Tulsa Free Land Fill Day-One Giant Litter Box







It is sad. It is depressing. The notice came in the electric bill. Hooray! !t is free get rid of your crap day at the land fill. Show your license and get rid of stuff for free.
We loaded up our car with yard junk, left behind by a son with his own apartment and not apt to remove any junk until we kick the bucket. Bike wheels, meant to be used to build a bike or sculpture, the remains of an easy-up tent that quickly collapsed in the rain were loaded in our car and hauled with smiles on our faces to the land fill.
Well, it was muddy and overcast. Bulldozers were running the hills like hornets pushing crap under the earth. We did not even want to get out of our car but we had come this far so we made ourselves unload our metal that I felt guilty for not recycling.
We had the only car. Most people approached the edge of the landfill with trucks loaded down with old overstuffed chairs, couches, lamps, toys, old used rubber tubs and even a computer! Computer dumping and who knows what else was pushed underground in a less than desirable way. Pollutants! And, it is hard to tell what else should not have been left for the bulldozers. It made me sad.
Tree-hugger me, I think everything that can be, should be recycled. And even I made a desperate attempt to clean my yard into the dump with metal that should have been reclaimed. I just wanted to clean my yard fast. And really, it still does not look very good. There is more stuff.

In Hawaii, I loved to go to the dump. There was a container for common trash called "rubbish", and a few for things to be recycled. And even more fun, the little make-shift shack where people gave things to be resold that someone else might want.

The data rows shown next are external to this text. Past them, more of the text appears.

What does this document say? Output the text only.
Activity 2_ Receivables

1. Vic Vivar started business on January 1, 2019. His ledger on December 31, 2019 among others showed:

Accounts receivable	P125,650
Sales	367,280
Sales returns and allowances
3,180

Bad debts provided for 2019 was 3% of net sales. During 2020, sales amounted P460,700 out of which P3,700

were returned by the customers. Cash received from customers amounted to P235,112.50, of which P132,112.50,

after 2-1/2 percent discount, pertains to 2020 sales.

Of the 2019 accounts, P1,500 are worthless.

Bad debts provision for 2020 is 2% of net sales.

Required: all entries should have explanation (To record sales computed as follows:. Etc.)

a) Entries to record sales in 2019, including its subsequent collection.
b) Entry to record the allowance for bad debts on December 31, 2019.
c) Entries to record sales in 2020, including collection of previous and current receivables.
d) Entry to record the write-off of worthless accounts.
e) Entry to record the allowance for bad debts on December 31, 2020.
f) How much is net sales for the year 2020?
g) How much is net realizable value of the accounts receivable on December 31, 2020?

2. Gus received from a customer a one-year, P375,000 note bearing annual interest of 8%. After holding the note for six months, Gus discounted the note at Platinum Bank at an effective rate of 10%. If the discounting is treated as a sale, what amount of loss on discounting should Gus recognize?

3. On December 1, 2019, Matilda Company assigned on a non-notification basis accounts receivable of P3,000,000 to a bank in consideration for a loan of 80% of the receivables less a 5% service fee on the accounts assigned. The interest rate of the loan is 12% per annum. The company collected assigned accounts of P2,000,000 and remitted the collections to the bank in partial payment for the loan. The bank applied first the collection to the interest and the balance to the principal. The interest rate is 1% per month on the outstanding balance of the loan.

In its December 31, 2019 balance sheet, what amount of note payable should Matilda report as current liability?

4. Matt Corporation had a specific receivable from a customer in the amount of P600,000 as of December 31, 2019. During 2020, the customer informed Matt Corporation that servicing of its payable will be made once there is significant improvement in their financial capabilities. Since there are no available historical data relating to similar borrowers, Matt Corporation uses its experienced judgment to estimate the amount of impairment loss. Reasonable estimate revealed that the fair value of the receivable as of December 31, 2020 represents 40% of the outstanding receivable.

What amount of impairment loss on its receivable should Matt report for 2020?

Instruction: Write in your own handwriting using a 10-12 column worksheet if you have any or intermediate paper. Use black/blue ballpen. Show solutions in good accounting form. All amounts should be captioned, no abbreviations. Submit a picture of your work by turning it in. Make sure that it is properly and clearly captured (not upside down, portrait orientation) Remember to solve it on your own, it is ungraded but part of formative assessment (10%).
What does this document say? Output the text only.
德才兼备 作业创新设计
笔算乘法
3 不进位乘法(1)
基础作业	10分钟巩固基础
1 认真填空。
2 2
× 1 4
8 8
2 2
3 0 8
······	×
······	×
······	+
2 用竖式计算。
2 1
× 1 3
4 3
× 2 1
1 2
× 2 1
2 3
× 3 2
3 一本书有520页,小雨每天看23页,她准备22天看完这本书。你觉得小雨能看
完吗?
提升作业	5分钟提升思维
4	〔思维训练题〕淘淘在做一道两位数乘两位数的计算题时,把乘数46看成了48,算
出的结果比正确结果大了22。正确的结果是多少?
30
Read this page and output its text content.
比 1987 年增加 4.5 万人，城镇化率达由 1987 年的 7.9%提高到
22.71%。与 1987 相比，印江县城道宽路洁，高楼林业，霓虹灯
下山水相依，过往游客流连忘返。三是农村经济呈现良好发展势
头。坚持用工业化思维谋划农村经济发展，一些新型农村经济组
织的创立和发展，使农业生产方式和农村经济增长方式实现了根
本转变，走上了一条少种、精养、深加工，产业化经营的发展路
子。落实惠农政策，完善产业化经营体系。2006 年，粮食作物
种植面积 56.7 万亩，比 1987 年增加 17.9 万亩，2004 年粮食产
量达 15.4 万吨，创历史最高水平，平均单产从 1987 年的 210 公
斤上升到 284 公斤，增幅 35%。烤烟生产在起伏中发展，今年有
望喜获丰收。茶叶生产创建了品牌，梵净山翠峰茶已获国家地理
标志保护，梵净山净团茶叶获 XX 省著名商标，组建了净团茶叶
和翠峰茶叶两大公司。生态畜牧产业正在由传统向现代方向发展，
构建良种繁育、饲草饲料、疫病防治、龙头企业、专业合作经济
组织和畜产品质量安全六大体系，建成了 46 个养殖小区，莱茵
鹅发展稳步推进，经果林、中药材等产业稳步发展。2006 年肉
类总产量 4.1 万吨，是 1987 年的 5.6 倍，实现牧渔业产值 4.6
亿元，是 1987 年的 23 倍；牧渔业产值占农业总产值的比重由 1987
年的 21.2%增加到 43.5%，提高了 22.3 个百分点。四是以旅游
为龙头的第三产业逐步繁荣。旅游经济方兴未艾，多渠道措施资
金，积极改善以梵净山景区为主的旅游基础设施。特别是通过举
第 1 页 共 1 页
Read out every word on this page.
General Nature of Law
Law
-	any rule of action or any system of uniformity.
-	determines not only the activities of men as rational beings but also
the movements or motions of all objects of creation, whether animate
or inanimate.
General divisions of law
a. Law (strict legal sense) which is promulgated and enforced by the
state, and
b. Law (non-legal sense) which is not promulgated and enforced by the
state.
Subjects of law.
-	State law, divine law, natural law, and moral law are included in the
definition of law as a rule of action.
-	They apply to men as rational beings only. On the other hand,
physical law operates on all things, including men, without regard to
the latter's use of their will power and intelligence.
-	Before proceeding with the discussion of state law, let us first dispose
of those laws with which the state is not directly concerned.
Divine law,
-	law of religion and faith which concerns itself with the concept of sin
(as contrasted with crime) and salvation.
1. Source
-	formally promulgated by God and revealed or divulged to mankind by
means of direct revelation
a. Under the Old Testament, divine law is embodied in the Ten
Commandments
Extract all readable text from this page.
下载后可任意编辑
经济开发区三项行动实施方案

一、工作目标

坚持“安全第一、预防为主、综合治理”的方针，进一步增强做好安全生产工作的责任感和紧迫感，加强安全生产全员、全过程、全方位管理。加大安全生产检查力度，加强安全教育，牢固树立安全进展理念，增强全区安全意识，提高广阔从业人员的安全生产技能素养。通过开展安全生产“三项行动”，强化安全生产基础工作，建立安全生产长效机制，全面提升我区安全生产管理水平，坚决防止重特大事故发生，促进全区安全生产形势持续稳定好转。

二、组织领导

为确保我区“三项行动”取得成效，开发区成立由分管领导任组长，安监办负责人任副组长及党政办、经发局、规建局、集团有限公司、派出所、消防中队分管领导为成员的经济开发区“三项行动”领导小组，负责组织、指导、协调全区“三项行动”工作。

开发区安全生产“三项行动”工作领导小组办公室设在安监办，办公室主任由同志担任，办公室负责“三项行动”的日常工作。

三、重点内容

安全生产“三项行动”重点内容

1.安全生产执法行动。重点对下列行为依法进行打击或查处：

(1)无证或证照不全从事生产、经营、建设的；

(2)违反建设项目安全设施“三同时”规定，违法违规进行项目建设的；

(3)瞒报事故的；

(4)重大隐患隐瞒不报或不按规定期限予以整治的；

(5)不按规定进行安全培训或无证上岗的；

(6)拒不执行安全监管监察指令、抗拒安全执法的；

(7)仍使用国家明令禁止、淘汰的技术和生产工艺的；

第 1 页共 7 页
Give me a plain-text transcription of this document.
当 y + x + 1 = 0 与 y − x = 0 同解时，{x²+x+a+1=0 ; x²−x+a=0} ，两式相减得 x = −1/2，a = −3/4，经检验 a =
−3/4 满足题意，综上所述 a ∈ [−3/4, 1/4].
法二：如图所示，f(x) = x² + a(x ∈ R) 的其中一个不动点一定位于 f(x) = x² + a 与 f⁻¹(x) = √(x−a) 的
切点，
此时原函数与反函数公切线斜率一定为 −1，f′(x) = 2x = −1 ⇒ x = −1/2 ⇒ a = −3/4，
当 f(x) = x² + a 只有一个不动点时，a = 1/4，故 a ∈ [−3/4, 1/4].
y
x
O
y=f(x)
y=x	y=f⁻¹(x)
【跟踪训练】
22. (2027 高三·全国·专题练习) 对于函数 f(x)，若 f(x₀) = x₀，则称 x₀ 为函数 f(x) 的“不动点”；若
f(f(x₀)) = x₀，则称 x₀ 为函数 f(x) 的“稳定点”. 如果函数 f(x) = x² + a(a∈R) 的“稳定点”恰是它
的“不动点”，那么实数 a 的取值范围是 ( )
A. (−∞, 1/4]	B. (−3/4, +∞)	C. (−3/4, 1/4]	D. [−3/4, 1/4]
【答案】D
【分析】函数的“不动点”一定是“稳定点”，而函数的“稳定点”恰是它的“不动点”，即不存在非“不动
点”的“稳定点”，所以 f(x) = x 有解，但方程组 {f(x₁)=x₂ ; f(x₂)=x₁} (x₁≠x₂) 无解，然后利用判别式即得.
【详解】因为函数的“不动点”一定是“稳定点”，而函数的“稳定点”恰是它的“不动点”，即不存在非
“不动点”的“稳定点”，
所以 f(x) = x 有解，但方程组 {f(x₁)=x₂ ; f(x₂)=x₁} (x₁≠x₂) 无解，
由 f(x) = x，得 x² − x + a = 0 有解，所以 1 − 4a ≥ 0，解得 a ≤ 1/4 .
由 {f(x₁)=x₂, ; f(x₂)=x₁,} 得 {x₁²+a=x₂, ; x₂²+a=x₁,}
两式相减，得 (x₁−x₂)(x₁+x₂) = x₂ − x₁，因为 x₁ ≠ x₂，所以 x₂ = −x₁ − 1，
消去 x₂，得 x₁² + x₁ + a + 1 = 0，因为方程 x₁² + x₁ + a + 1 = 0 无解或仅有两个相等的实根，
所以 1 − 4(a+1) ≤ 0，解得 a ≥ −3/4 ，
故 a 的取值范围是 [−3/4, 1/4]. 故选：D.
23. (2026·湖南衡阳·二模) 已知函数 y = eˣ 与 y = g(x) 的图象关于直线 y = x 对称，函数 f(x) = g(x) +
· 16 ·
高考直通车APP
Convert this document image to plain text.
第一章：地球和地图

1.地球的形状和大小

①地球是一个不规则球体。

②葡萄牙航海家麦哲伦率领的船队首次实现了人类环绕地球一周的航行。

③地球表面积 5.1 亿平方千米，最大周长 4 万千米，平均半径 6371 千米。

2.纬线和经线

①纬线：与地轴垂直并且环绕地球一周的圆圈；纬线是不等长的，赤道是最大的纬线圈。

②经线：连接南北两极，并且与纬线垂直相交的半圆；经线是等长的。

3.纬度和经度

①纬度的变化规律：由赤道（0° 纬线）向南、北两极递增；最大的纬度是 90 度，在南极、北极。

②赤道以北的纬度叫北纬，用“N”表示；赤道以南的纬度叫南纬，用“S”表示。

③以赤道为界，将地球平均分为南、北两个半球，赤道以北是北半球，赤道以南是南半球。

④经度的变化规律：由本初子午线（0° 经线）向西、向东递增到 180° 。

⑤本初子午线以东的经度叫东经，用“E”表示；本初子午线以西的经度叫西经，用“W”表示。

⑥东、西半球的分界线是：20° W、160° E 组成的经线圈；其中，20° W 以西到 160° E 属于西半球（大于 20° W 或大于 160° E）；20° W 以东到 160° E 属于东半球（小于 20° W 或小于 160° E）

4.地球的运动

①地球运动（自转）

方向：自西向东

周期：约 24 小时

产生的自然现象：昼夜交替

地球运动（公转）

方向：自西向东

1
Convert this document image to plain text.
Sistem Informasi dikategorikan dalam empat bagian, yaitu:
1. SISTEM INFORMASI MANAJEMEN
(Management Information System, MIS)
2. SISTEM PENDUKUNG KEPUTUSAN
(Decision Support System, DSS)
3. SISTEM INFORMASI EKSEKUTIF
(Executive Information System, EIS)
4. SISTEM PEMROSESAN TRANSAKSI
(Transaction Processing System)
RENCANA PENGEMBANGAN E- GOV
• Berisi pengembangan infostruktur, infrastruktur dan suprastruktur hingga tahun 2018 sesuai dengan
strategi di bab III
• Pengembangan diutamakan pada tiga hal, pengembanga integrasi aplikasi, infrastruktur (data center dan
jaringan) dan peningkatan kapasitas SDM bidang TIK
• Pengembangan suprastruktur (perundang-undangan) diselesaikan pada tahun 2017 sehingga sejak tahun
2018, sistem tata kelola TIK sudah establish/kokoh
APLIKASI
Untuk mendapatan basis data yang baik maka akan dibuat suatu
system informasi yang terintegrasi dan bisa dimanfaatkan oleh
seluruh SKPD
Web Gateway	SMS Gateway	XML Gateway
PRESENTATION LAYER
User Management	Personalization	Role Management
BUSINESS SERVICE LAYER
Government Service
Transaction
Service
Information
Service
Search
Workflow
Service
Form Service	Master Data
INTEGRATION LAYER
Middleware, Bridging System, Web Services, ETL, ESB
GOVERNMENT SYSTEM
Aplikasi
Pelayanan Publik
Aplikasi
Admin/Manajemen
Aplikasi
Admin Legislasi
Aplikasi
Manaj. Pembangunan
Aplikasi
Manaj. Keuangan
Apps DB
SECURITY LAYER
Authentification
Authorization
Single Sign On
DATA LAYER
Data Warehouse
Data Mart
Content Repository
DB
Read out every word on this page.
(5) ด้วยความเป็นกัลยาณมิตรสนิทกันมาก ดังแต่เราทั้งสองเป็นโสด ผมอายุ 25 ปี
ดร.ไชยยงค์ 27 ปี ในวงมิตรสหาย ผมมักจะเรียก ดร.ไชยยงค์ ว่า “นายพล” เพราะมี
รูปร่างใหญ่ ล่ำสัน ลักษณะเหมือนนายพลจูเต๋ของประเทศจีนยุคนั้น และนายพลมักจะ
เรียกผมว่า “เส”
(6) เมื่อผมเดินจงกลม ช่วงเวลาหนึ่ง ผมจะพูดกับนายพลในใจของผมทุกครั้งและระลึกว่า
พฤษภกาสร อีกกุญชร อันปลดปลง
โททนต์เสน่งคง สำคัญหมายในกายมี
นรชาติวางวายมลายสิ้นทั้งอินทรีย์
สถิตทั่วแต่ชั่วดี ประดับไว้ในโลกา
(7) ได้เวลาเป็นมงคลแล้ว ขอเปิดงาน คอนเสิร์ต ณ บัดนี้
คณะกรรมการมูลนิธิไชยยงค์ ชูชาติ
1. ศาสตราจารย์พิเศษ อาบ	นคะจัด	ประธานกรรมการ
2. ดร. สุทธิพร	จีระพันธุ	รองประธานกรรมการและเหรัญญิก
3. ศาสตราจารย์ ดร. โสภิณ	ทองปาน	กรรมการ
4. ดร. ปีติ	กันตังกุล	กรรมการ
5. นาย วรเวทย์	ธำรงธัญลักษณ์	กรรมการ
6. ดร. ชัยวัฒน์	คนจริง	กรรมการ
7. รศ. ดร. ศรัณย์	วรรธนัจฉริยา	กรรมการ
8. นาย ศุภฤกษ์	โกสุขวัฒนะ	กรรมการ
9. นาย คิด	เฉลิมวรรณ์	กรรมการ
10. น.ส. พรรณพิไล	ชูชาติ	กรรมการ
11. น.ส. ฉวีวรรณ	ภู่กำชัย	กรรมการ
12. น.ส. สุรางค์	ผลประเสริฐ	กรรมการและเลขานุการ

How fun. I still have a little orange danish style pan I use all the time from that treasure chest. It just showed so much respect for the land. I suppose if you have less land and it is prime real estate, that makes a consciousness happen. It is mostly about money and land.

So here we are on the prairie, so to speak, and look what happens. I must add that only the weekend before we took hazardous stuff to the Hazmat sight at the fairgrounds also sponsored by the Met.

Traditionally, when a Native American took clay from the earth to make pottery, they would bury a piece of cornbread to say thank you to mother earth. It is going to take one hell of a big piece of cornbread to make up for this deal.